Once you've loaded your data into R, then you might want to do is manipulate

that data, and so you can set it up to be a tidy data set.

Variables in the columns and observations in the rows, and

only the observations that you want to be able to analyze.

So this, first lec, part of this lecture is going to

recover some of the information that you've already seen about subsetting,

that you've probably seen in your R programming class, in

case you don't remember it off the top of your head.

So what I'm going to do, is I'm going to create a data frame here, and I'm going to

create that data frame with three variables that

they're labeled var one, var two, and var three.

And then what want to do is I'm actually going to scramble

up those variables so that they're not in a specific order.

And I'm going to make some of the values be missing.

So I'm going to make some of the values NA.

Once I've done all that, I see that this is the data set that I've created.

So, you can see in any of the

columns that the va, values aren't necessarily in order,

and you can see that for variable two,

there's a couple of missing values with the NAs.
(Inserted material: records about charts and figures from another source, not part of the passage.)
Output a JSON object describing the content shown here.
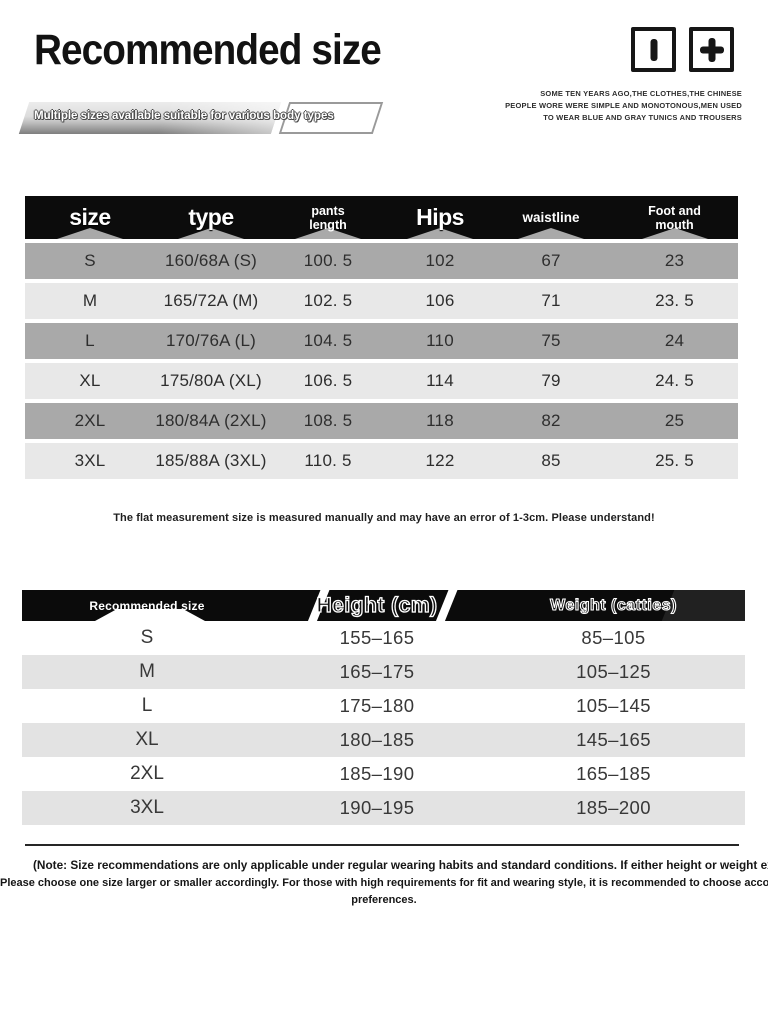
{
  "page": {
    "title": "Recommended size"
  },
  "icons": {
    "left": "vertical-bar-icon",
    "right": "plus-icon"
  },
  "banner": {
    "label": "Multiple sizes available suitable for various body types"
  },
  "fine_print": {
    "lines": [
      "SOME TEN YEARS AGO,THE CLOTHES,THE CHINESE",
      "PEOPLE WORE WERE SIMPLE AND MONOTONOUS,MEN USED",
      "TO WEAR BLUE AND GRAY TUNICS AND TROUSERS"
    ]
  },
  "size_table": {
    "columns": [
      {
        "label": "size"
      },
      {
        "label": "type"
      },
      {
        "label": "pants",
        "label2": "length"
      },
      {
        "label": "Hips"
      },
      {
        "label": "waistline"
      },
      {
        "label": "Foot and",
        "label2": "mouth"
      }
    ],
    "rows": [
      {
        "size": "S",
        "type": "160/68A (S)",
        "pants_length": "100. 5",
        "hips": "102",
        "waistline": "67",
        "foot_and_mouth": "23"
      },
      {
        "size": "M",
        "type": "165/72A (M)",
        "pants_length": "102. 5",
        "hips": "106",
        "waistline": "71",
        "foot_and_mouth": "23. 5"
      },
      {
        "size": "L",
        "type": "170/76A (L)",
        "pants_length": "104. 5",
        "hips": "110",
        "waistline": "75",
        "foot_and_mouth": "24"
      },
      {
        "size": "XL",
        "type": "175/80A (XL)",
        "pants_length": "106. 5",
        "hips": "114",
        "waistline": "79",
        "foot_and_mouth": "24. 5"
      },
      {
        "size": "2XL",
        "type": "180/84A (2XL)",
        "pants_length": "108. 5",
        "hips": "118",
        "waistline": "82",
        "foot_and_mouth": "25"
      },
      {
        "size": "3XL",
        "type": "185/88A (3XL)",
        "pants_length": "110. 5",
        "hips": "122",
        "waistline": "85",
        "foot_and_mouth": "25. 5"
      }
    ]
  },
  "measure_note": "The flat measurement size is measured manually and may have an error of 1-3cm. Please understand!",
  "recommend_table": {
    "columns": [
      "Recommended size",
      "Height (cm)",
      "Weight (catties)"
    ],
    "rows": [
      {
        "size": "S",
        "height": "155–165",
        "weight": "85–105"
      },
      {
        "size": "M",
        "height": "165–175",
        "weight": "105–125"
      },
      {
        "size": "L",
        "height": "175–180",
        "weight": "105–145"
      },
      {
        "size": "XL",
        "height": "180–185",
        "weight": "145–165"
      },
      {
        "size": "2XL",
        "height": "185–190",
        "weight": "165–185"
      },
      {
        "size": "3XL",
        "height": "190–195",
        "weight": "185–200"
      }
    ]
  },
  "bottom_note": {
    "lines": [
      "(Note: Size recommendations are only applicable under regular wearing habits and standard conditions. If either height or weight exceeds the recommended range,",
      "Please choose one size larger or smaller accordingly. For those with high requirements for fit and wearing style, it is recommended to choose according to your measurements and wearing",
      "preferences."
    ]
  },
  "colors": {
    "header_bg": "#0c0c0c",
    "row_gray": "#a9a9a9",
    "row_light": "#e8e8e8",
    "row_light_2": "#e3e3e3",
    "text": "#2e2e2e"
  }
}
So, the first thing that I can do is I can subset a specific

column by doing x comma one, where I have x open bracket comma one.

And what that'll do is actually open up just the first column of that data frame.
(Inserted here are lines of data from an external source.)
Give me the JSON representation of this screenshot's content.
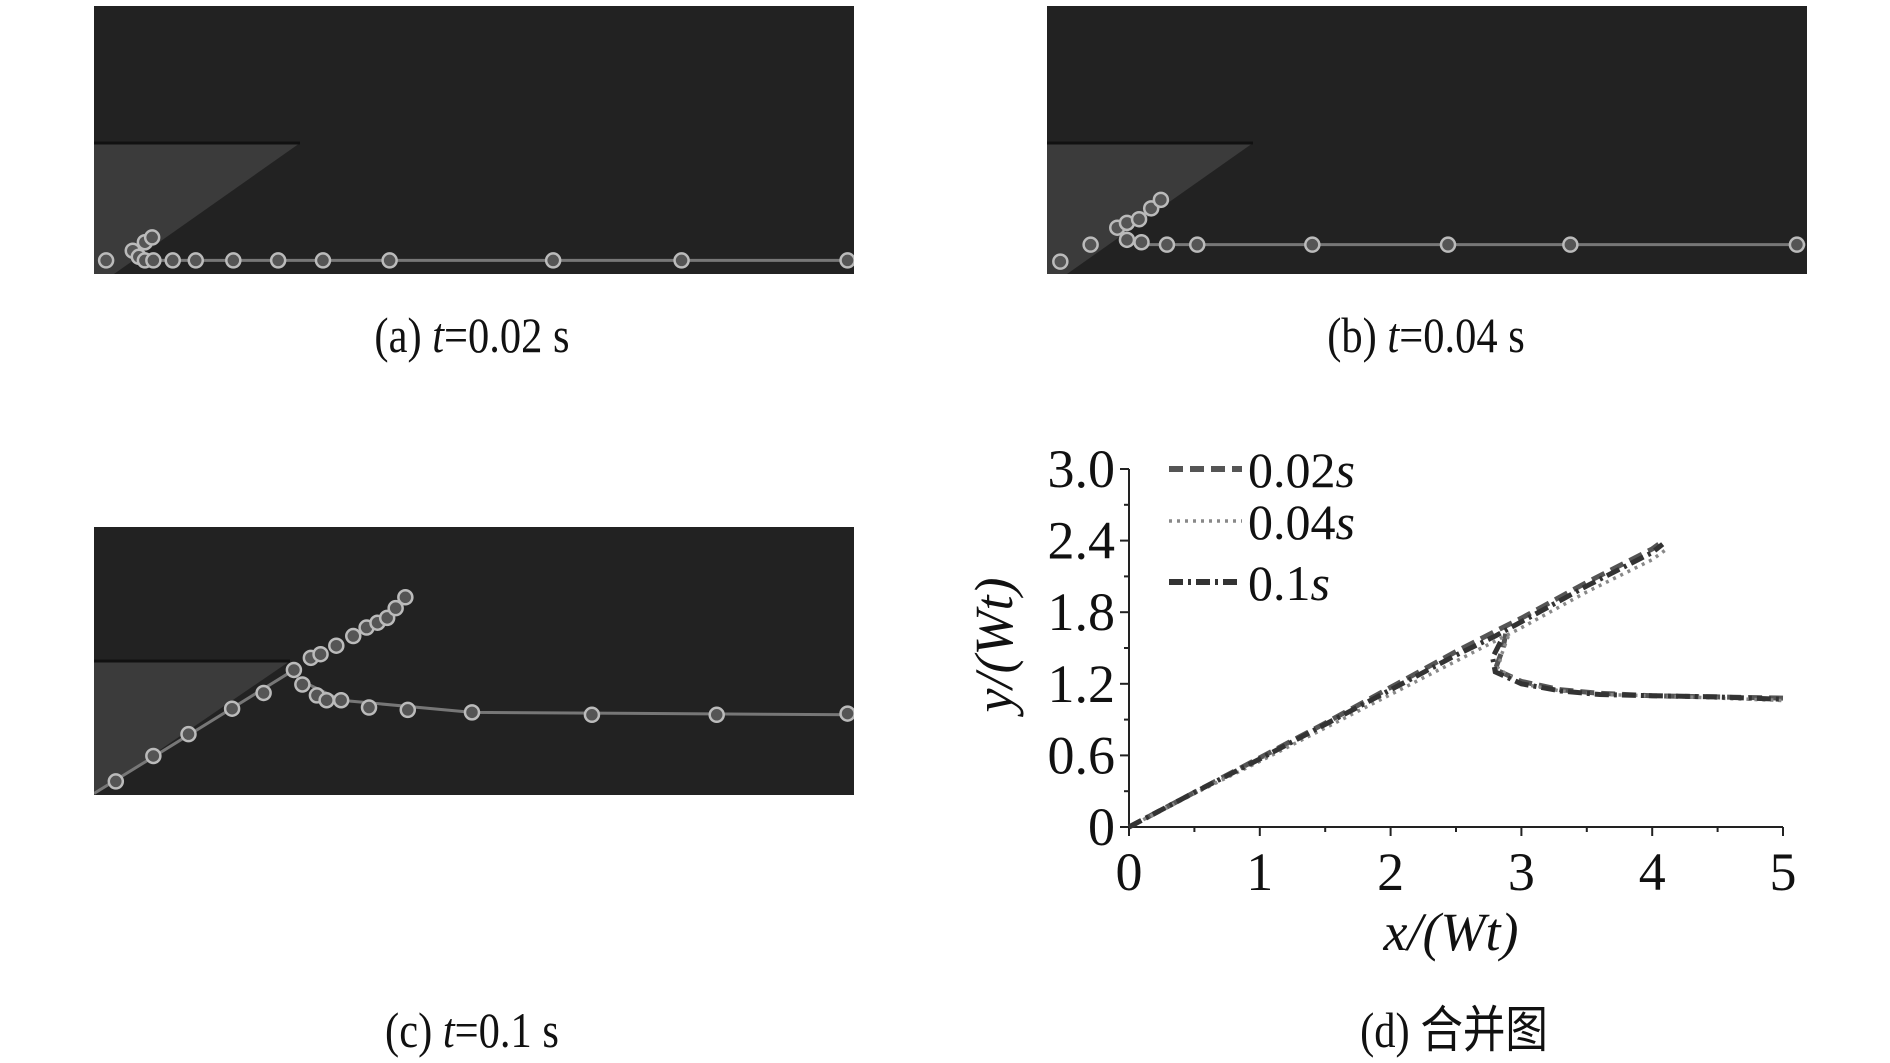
{
  "panels": [
    {
      "id": "a",
      "prefix": "(a) ",
      "var": "t",
      "value": "=0.02 s"
    },
    {
      "id": "b",
      "prefix": "(b) ",
      "var": "t",
      "value": "=0.04 s"
    },
    {
      "id": "c",
      "prefix": "(c) ",
      "var": "t",
      "value": "=0.1 s"
    }
  ],
  "chart_caption": "(d) 合并图",
  "chart_data": {
    "type": "line",
    "xlabel": "x/(Wt)",
    "ylabel": "y/(Wt)",
    "xlim": [
      0,
      5
    ],
    "ylim": [
      0,
      3.0
    ],
    "xticks": [
      "0",
      "1",
      "2",
      "3",
      "4",
      "5"
    ],
    "yticks": [
      "0",
      "0.6",
      "1.2",
      "1.8",
      "2.4",
      "3.0"
    ],
    "grid": false,
    "legend": "top-left",
    "series": [
      {
        "name": "0.02s",
        "num": "0.02",
        "unit": "s",
        "style": "dashed",
        "color": "#555555",
        "branches": [
          [
            [
              0,
              0
            ],
            [
              0.5,
              0.29
            ],
            [
              1,
              0.58
            ],
            [
              1.5,
              0.87
            ],
            [
              2,
              1.17
            ],
            [
              2.5,
              1.47
            ],
            [
              2.8,
              1.64
            ],
            [
              3,
              1.75
            ],
            [
              3.5,
              2.05
            ],
            [
              4,
              2.33
            ],
            [
              4.05,
              2.37
            ]
          ],
          [
            [
              2.88,
              1.62
            ],
            [
              2.86,
              1.5
            ],
            [
              2.8,
              1.32
            ],
            [
              3,
              1.22
            ],
            [
              3.3,
              1.15
            ],
            [
              3.6,
              1.12
            ],
            [
              4,
              1.1
            ],
            [
              4.5,
              1.09
            ],
            [
              5,
              1.08
            ]
          ]
        ]
      },
      {
        "name": "0.04s",
        "num": "0.04",
        "unit": "s",
        "style": "dotted",
        "color": "#888888",
        "branches": [
          [
            [
              0,
              0
            ],
            [
              0.5,
              0.28
            ],
            [
              1,
              0.55
            ],
            [
              1.5,
              0.83
            ],
            [
              2,
              1.11
            ],
            [
              2.5,
              1.39
            ],
            [
              3,
              1.67
            ],
            [
              3.5,
              1.97
            ],
            [
              4,
              2.24
            ],
            [
              4.1,
              2.32
            ]
          ],
          [
            [
              2.9,
              1.6
            ],
            [
              2.85,
              1.45
            ],
            [
              2.82,
              1.33
            ],
            [
              3,
              1.2
            ],
            [
              3.3,
              1.14
            ],
            [
              3.6,
              1.11
            ],
            [
              4,
              1.1
            ],
            [
              4.5,
              1.08
            ],
            [
              5,
              1.06
            ]
          ]
        ]
      },
      {
        "name": "0.1s",
        "num": "0.1",
        "unit": "s",
        "style": "dashdot",
        "color": "#333333",
        "branches": [
          [
            [
              0,
              0
            ],
            [
              0.5,
              0.29
            ],
            [
              1,
              0.57
            ],
            [
              1.5,
              0.86
            ],
            [
              2,
              1.15
            ],
            [
              2.5,
              1.44
            ],
            [
              2.8,
              1.6
            ],
            [
              3,
              1.72
            ],
            [
              3.5,
              2.02
            ],
            [
              4,
              2.3
            ],
            [
              4.08,
              2.37
            ]
          ],
          [
            [
              2.84,
              1.55
            ],
            [
              2.78,
              1.42
            ],
            [
              2.8,
              1.3
            ],
            [
              3,
              1.2
            ],
            [
              3.3,
              1.14
            ],
            [
              3.6,
              1.11
            ],
            [
              4,
              1.1
            ],
            [
              4.5,
              1.09
            ],
            [
              5,
              1.07
            ]
          ]
        ]
      }
    ]
  }
}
The other thing I can do is if I want to subset

by a column, I can again do x open bracket comma.

And then I can actually use the variable name

before the close bracket to subset just that column.

I can subset by both rows and columns at the same time.

So for example, this command here, x, open

bracket, one colon two, comma var two, will

actually output the first two rows of x, and the first and the second column of x.

So you could subset both on rows and columns at the same time.

So, the other thing is that you can do is you can subset using logical statements.

So, for example, suppose I want to find out all the rows

of x where variable one is less than or equal to three.

And variable three is greater than 11, so to define

those rows I can pass it this logical argument like

that, to subsetting the rows and I end up with

just the rows where both of those conditions are met.

I can also use an or, so I can try to find the

places the rows where, variable one is less than or equal to three or,using

type command here variable three is greater than 15 ,and the result is this

data frame here where one or the other of those two conditions is met.